Why it matters: Once agents enter physical control systems, the consequences of failure can include property damage and personal injury, raising the stakes for testing, oversight, and duty of care.
“Rogue agents” and organisational liability
A common question is whether an organisation can distance itself from an agent’s actions by treating the agent as a separate “actor”. From a legal risk perspective, that is not a safe assumption.
Courts and tribunals are more likely to treat an AI agent as part of the organisation’s systems and customer interface, not as an independent legal person. A frequently cited example is the Air Canada chatbot decision in British Columbia, where the tribunal rejected Air Canada’s attempt to avoid responsibility for misleading information provided by its chatbot. (dentons.co.nz)
Separately, vendors’ own safety testing shows that frontier models can select high-risk behaviours in contrived but instructive scenarios (including “blackmail” behaviour in agentic misalignment testing). (anthropic.com) The practical implication is that organisations should plan on the basis that if the agent acts through your systems, brand, and permissions, the resulting liability risk will be assessed against your controls, oversight, and governance.

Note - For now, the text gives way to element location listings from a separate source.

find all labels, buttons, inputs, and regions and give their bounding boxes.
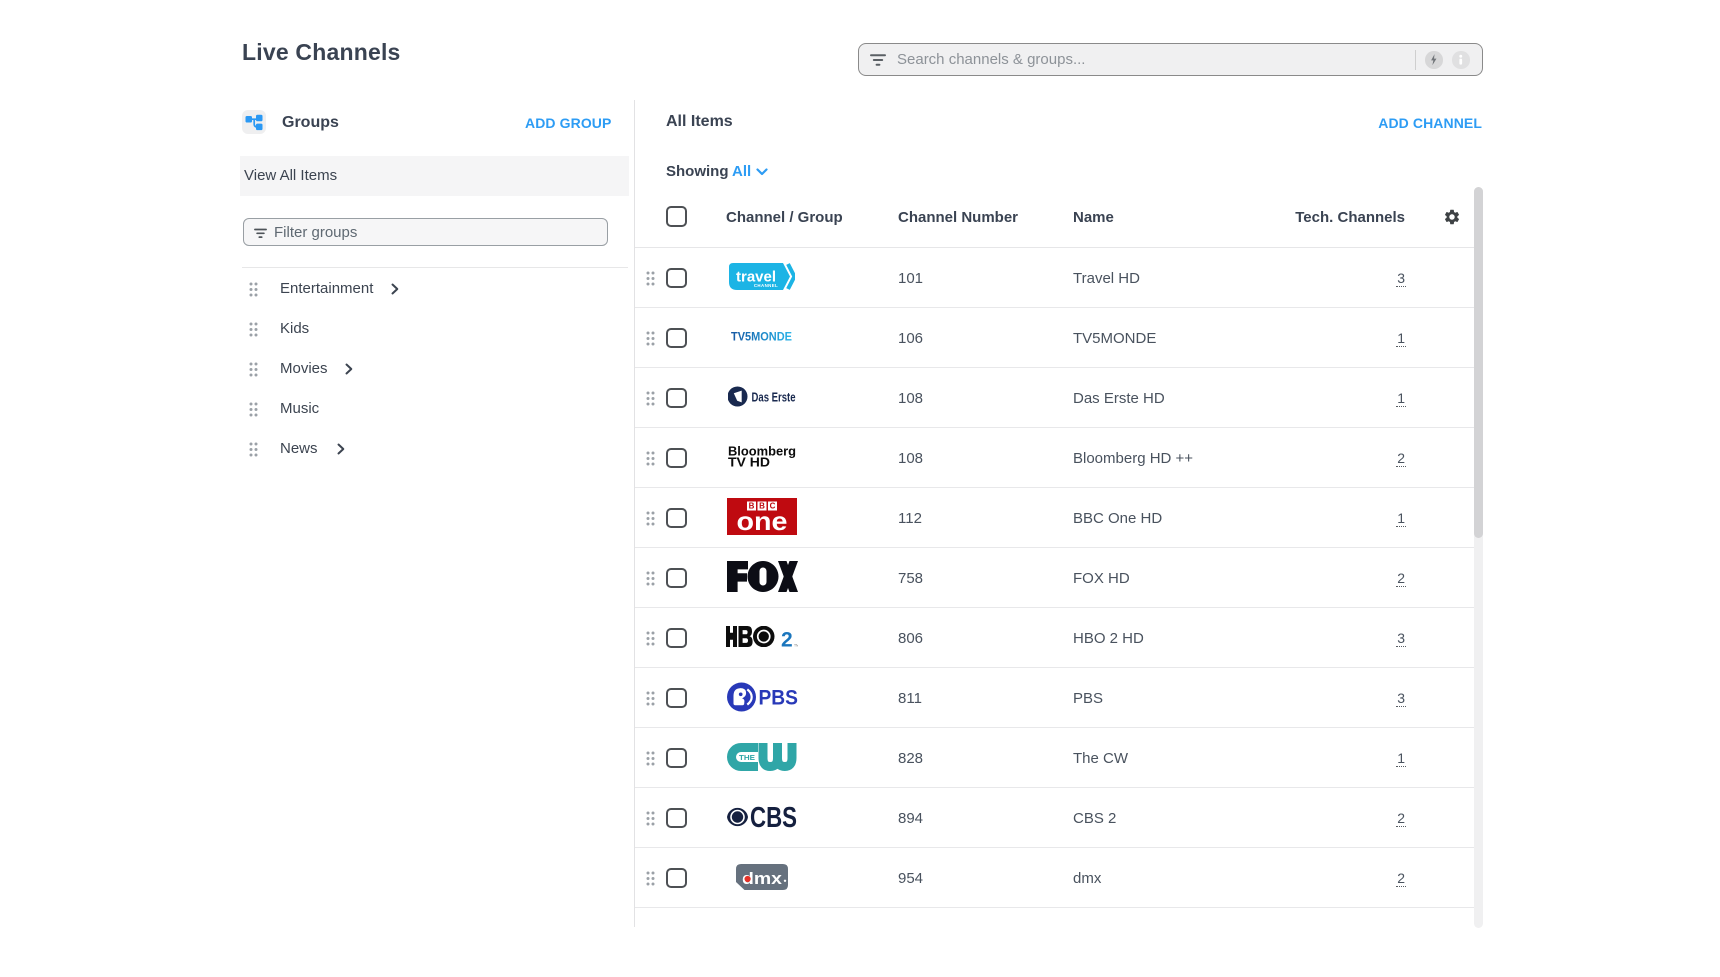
- svg-text:TV HD: TV HD: [728, 455, 770, 467]
- svg-text:2: 2: [781, 629, 793, 647]
- svg-text:PBS: PBS: [758, 686, 798, 709]
- svg-text:THE: THE: [739, 754, 755, 761]
- svg-text:Das Erste: Das Erste: [752, 389, 796, 404]
- svg-text:one: one: [737, 506, 788, 535]
- svg-text:CHANNEL: CHANNEL: [754, 283, 778, 288]
- svg-text:CBS: CBS: [750, 805, 797, 829]
- svg-text:TV5MONDE: TV5MONDE: [731, 331, 792, 342]
- svg-text:TM: TM: [794, 643, 798, 647]
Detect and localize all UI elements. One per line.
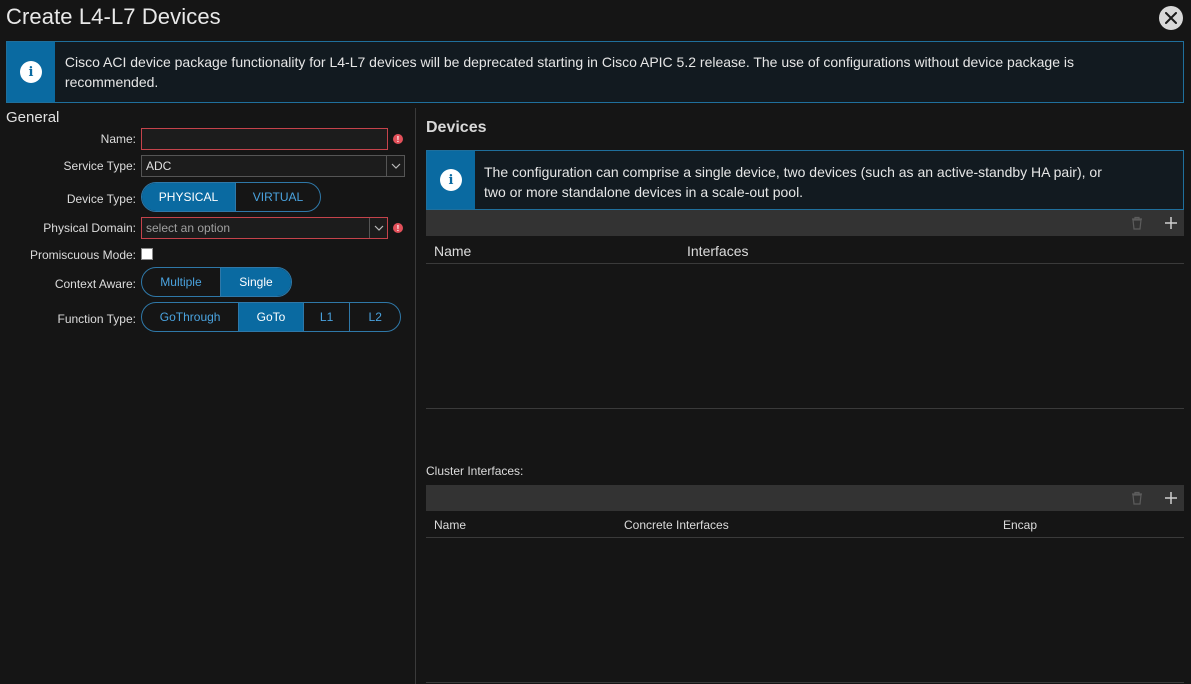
info-icon: i — [440, 169, 462, 191]
devices-table-header: Name Interfaces — [426, 238, 1184, 264]
error-icon: ! — [393, 223, 403, 233]
context-aware-multiple[interactable]: Multiple — [142, 268, 221, 296]
info-icon: i — [19, 61, 42, 83]
column-header-name: Name — [434, 518, 467, 532]
panel-divider — [415, 108, 416, 684]
context-aware-toggle: Multiple Single — [141, 267, 292, 297]
context-aware-label: Context Aware: — [54, 277, 136, 291]
physical-domain-placeholder: select an option — [146, 221, 231, 235]
device-type-virtual[interactable]: VIRTUAL — [236, 183, 320, 211]
column-header-concrete-interfaces: Concrete Interfaces — [624, 518, 729, 532]
function-type-gothrough[interactable]: GoThrough — [142, 303, 240, 331]
device-type-label: Device Type: — [66, 192, 136, 206]
physical-domain-label: Physical Domain: — [43, 221, 136, 235]
cluster-table-header: Name Concrete Interfaces Encap — [426, 512, 1184, 538]
dialog-title: Create L4-L7 Devices — [6, 4, 221, 29]
device-type-toggle: PHYSICAL VIRTUAL — [141, 182, 321, 212]
devices-toolbar — [426, 210, 1184, 236]
column-header-interfaces: Interfaces — [687, 243, 749, 259]
chevron-down-icon — [386, 156, 404, 176]
trash-icon[interactable] — [1128, 214, 1146, 232]
function-type-goto[interactable]: GoTo — [239, 303, 304, 331]
name-label: Name: — [100, 132, 136, 146]
create-l4-l7-devices-dialog: Create L4-L7 Devices i Cisco ACI device … — [0, 0, 1191, 684]
close-icon — [1165, 12, 1177, 24]
function-type-l2[interactable]: L2 — [350, 303, 400, 331]
general-section-title: General — [6, 109, 60, 126]
devices-table-bottom-border — [426, 408, 1184, 409]
add-icon[interactable] — [1162, 214, 1180, 232]
service-type-select[interactable]: ADC — [141, 155, 405, 177]
devices-info-message: The configuration can comprise a single … — [484, 164, 1102, 200]
cluster-toolbar — [426, 485, 1184, 511]
close-button[interactable] — [1159, 6, 1183, 30]
banner-message: Cisco ACI device package functionality f… — [64, 54, 1074, 90]
devices-section-title: Devices — [426, 119, 487, 136]
context-aware-single[interactable]: Single — [220, 268, 291, 296]
service-type-label: Service Type: — [63, 159, 136, 173]
cluster-table-bottom-border — [426, 682, 1184, 683]
error-icon: ! — [393, 134, 403, 144]
cluster-interfaces-label: Cluster Interfaces: — [426, 464, 524, 478]
devices-info-box: i The configuration can comprise a singl… — [426, 150, 1184, 210]
device-type-physical[interactable]: PHYSICAL — [142, 183, 236, 211]
add-icon[interactable] — [1162, 489, 1180, 507]
deprecation-banner: i Cisco ACI device package functionality… — [6, 41, 1184, 103]
promiscuous-mode-checkbox[interactable] — [141, 248, 153, 260]
name-field[interactable] — [141, 128, 388, 150]
promiscuous-mode-label: Promiscuous Mode: — [29, 248, 136, 262]
column-header-name: Name — [434, 243, 472, 259]
chevron-down-icon — [369, 218, 387, 238]
service-type-value: ADC — [146, 159, 172, 173]
physical-domain-select[interactable]: select an option — [141, 217, 388, 239]
column-header-encap: Encap — [1003, 518, 1038, 532]
trash-icon[interactable] — [1128, 489, 1146, 507]
function-type-l1[interactable]: L1 — [304, 303, 351, 331]
function-type-toggle: GoThrough GoTo L1 L2 — [141, 302, 401, 332]
function-type-label: Function Type: — [57, 312, 137, 326]
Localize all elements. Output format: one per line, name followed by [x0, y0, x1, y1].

Legal risk areas to map before scaling
Consumer law (customer-facing agents)
If an agent interacts with customers, inaccurate statements or omissions can trigger Australian Consumer Law risk (including misleading or deceptive conduct). The risk increases when agents retrieve and combine large amounts of information across tools and systems, where quality and relevance may degrade.
Contract law (formation and authority)
Agents that negotiate, accept terms, place orders, or approve refunds raise questions of authorisation and contract formation. Even where the law is still developing in this area, the commercial risk is immediate: counterparties may rely on the communications and actions taken through your systems.
Privacy (access, use, disclosure, and security)
If an agent accesses personal information (email, HR systems, customer records), privacy compliance becomes a core design constraint, not an afterthought.
In Australia, reforms introduce new transparency requirements where an APP entity arranges for a computer program to use personal information to make decisions that could reasonably be expected to significantly affect an individual’s rights or interests. The OAIC guidance notes that this is due to commence from 10 December 2026. (OAIC)
Negligence (especially where physical-world impacts exist)
Where an agent’s actions can foreseeably cause damage to property or injury, negligence risk turns on whether reasonable care was taken. Courts are likely to scrutinise foreseeable failure modes, testing, safeguards, permissions, monitoring, and the level of human oversight.
What this means for decision-makers
The move from generative AI that advises to agentic AI that acts is a governance shift. Before scaling, organisations should be able to answer, in operational terms:
What systems can the agent access, and with what permissions?
What actions can it take without approval (and what is explicitly blocked)?
How are tool calls, outputs, and decisions logged in a way that supports audit and incident response?
What changes (model updates, tool updates, policy changes) can alter behaviour, and how are they controlled?
What is the escalation path when the agent produces uncertain outputs or encounters conflicting instructions?